Thursday, November 02, 2006

Evolved Morality

The other day I mentioned evolutionary morality, and how evolution predicts morality for social animals, rather than morality being a problem for evolution. I have wanted to write about this for a while, but am continuously stymied by its complexity.

Fortunately, the internet has done it for me. An Evolutionary Theory of Right and Wrong is about just this, but it looks more at proof for innate and inexplicable morals that cross all socio-cultural barriers. Because it’s a newspaper article, it’s not very heavy on explanation, and there’s one point I want to elaborate on.
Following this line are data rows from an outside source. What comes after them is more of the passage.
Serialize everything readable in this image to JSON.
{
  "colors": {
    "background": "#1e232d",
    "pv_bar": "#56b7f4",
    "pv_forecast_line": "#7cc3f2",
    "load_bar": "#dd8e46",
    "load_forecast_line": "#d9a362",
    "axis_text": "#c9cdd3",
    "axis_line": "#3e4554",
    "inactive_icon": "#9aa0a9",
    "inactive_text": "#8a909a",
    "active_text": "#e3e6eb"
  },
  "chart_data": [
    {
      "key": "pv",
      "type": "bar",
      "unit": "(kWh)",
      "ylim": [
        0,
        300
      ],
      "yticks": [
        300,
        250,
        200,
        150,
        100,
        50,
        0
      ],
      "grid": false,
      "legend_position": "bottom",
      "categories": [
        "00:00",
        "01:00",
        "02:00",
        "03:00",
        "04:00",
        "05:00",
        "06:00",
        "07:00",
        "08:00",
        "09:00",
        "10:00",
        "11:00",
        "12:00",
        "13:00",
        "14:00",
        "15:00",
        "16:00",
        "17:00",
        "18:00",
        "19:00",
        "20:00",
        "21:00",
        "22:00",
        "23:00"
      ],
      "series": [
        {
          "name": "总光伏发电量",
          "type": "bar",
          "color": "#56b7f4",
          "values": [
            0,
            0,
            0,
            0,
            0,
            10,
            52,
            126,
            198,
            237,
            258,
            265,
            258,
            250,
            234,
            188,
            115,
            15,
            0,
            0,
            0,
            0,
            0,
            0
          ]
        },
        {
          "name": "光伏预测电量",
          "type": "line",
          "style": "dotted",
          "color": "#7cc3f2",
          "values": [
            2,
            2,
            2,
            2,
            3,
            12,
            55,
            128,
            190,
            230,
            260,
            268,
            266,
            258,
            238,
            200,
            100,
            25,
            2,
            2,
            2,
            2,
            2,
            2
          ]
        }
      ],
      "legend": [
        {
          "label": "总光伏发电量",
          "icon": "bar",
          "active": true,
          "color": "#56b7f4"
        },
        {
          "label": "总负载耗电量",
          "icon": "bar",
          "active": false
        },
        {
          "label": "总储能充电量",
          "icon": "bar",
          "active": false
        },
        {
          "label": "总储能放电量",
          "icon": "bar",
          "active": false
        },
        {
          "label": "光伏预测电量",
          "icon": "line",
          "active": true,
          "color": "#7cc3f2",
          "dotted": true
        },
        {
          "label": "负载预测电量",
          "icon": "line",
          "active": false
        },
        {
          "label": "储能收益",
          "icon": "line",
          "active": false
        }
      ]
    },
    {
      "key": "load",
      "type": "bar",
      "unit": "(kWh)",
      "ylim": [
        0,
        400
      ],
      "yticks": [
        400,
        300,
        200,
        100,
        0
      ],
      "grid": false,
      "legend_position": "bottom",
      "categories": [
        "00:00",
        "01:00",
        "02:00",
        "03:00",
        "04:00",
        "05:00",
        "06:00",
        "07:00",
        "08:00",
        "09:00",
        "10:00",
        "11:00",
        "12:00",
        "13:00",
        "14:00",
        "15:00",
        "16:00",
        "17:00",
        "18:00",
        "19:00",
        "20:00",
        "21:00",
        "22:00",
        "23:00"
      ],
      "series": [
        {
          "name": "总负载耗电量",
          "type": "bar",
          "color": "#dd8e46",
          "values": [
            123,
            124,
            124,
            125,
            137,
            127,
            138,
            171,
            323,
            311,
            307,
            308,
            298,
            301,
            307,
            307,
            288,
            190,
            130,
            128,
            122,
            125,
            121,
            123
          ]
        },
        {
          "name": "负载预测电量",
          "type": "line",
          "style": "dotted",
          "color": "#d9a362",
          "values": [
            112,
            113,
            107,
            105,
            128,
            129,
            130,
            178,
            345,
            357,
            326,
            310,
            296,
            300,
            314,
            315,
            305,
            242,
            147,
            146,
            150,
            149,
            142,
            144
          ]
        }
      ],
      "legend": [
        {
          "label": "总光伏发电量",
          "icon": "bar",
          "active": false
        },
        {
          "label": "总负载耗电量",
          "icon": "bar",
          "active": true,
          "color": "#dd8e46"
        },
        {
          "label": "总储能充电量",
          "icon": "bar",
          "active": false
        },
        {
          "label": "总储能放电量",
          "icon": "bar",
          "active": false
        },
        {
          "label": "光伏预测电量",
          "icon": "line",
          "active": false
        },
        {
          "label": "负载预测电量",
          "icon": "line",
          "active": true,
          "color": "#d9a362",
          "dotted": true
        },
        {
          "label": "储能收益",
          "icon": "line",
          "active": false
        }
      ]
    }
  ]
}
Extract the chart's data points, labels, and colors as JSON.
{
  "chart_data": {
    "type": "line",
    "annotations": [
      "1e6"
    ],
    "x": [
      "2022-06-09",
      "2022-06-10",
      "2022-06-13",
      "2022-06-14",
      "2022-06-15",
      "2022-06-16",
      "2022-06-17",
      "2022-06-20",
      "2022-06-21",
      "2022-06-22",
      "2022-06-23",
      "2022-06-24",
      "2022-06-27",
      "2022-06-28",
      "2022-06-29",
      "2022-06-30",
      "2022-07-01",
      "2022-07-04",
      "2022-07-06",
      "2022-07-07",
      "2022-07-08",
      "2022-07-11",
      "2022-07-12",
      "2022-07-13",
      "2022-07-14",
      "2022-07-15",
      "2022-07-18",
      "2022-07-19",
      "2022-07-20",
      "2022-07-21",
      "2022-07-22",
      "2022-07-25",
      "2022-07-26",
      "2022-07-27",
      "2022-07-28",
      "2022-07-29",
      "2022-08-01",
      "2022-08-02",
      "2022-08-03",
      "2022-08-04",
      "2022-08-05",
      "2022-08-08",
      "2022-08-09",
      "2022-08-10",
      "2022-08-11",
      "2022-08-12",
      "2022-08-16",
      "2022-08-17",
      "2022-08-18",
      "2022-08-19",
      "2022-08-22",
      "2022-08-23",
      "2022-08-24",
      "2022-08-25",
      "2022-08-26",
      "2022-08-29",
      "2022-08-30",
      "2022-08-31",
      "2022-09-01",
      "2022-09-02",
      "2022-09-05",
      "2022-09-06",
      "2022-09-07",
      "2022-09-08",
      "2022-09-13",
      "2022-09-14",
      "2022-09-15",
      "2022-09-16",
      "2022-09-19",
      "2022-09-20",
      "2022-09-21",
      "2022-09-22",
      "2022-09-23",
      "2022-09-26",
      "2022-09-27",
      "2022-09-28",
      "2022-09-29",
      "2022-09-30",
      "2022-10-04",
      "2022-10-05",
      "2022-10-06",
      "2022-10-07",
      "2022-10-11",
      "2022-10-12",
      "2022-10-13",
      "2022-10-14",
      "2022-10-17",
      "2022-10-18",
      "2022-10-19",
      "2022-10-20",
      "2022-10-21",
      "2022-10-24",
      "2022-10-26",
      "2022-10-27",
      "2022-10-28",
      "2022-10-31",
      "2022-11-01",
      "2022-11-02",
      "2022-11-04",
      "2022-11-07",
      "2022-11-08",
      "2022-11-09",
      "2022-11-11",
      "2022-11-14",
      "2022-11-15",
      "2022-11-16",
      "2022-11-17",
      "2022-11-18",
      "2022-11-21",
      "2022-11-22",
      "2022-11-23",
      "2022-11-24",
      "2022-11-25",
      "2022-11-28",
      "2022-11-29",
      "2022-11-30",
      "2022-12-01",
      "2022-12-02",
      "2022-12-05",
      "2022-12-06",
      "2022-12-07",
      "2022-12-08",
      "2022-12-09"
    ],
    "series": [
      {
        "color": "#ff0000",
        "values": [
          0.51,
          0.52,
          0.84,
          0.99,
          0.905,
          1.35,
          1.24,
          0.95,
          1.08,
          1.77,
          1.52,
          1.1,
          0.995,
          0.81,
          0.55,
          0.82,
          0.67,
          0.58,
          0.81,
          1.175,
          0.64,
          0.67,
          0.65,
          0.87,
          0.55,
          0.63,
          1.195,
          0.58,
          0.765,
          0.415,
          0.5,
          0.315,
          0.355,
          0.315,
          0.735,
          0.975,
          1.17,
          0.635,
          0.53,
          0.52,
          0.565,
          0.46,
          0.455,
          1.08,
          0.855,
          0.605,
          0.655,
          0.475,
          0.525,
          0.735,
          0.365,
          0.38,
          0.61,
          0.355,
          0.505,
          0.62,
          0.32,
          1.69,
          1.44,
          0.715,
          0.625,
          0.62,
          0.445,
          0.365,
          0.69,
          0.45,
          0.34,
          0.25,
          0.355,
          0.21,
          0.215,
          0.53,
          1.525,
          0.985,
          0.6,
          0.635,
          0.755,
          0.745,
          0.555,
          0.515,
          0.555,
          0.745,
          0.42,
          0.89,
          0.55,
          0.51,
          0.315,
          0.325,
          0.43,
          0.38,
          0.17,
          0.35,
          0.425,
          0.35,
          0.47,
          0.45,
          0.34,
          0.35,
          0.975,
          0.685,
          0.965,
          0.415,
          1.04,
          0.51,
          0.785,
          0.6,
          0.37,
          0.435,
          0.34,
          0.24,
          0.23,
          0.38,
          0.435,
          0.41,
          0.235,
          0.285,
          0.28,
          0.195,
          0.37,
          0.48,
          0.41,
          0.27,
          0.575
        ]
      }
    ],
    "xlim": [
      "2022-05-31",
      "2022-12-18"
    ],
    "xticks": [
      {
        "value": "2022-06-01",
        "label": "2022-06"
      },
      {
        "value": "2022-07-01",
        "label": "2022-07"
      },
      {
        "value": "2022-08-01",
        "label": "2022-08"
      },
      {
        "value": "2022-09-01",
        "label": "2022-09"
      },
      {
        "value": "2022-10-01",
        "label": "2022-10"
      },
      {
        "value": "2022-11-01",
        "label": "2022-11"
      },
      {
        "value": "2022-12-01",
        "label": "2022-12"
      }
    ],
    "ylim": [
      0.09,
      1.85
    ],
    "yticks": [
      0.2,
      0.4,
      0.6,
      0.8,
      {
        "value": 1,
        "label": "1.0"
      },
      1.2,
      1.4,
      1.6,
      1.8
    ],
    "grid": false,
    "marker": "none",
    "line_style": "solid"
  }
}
Many evolutionary biologists frown on the idea of group selection, noting that genes cannot become more frequent unless they benefit the individual who carries them, and a person who contributes altruistically to people not related to him will reduce his own fitness and leave fewer offspring.


While this is true, it’s not applicable. In human tribes or chimpanzee troops, almost everyone is related somehow. There are decent odds that if you give your life to save another, that other will share many of your genes. If that other has more reproductive potential than you, then your genes actually benefit from your death (save the children!).

However, very little altruism involves total self-sacrifice. Even from a selfish gene point of view, diminishing your ability to survive by, for instance, giving food to another group member, would be extremely advantageous if he shares some of your genes and if he needs the food much more than you. Combine this with the fact that almost everyone in groups is related, and charity is beneficial.

“Nature, red in tooth and claw” this is not.

Even without looking at selfish genes, morality is an expected outcome of Darwinism. Every act that’s commonly labeled as immoral is also one that is extremely harmful when common in a group. Would a group of murderers, liars, thieves and rapists survive well? Would a group put up with a member who stole mates, cheated, didn’t repay debts, and attacked others for no reason? Given this, why is it surprising that an animal that lives in groups finds these things unacceptable? It shouldn’t be, because no group can function when anything but a small minority of members behave like criminals.

The plain truth is that most people don’t lie, cheat, steal, kill, or hurt because we’ve evolved in a situation where all of those things would be detriments to our survival in ordinary circumstances. One of the biggest tools evolution has given us to determine what is moral is empathy. But that’s a topic for another day.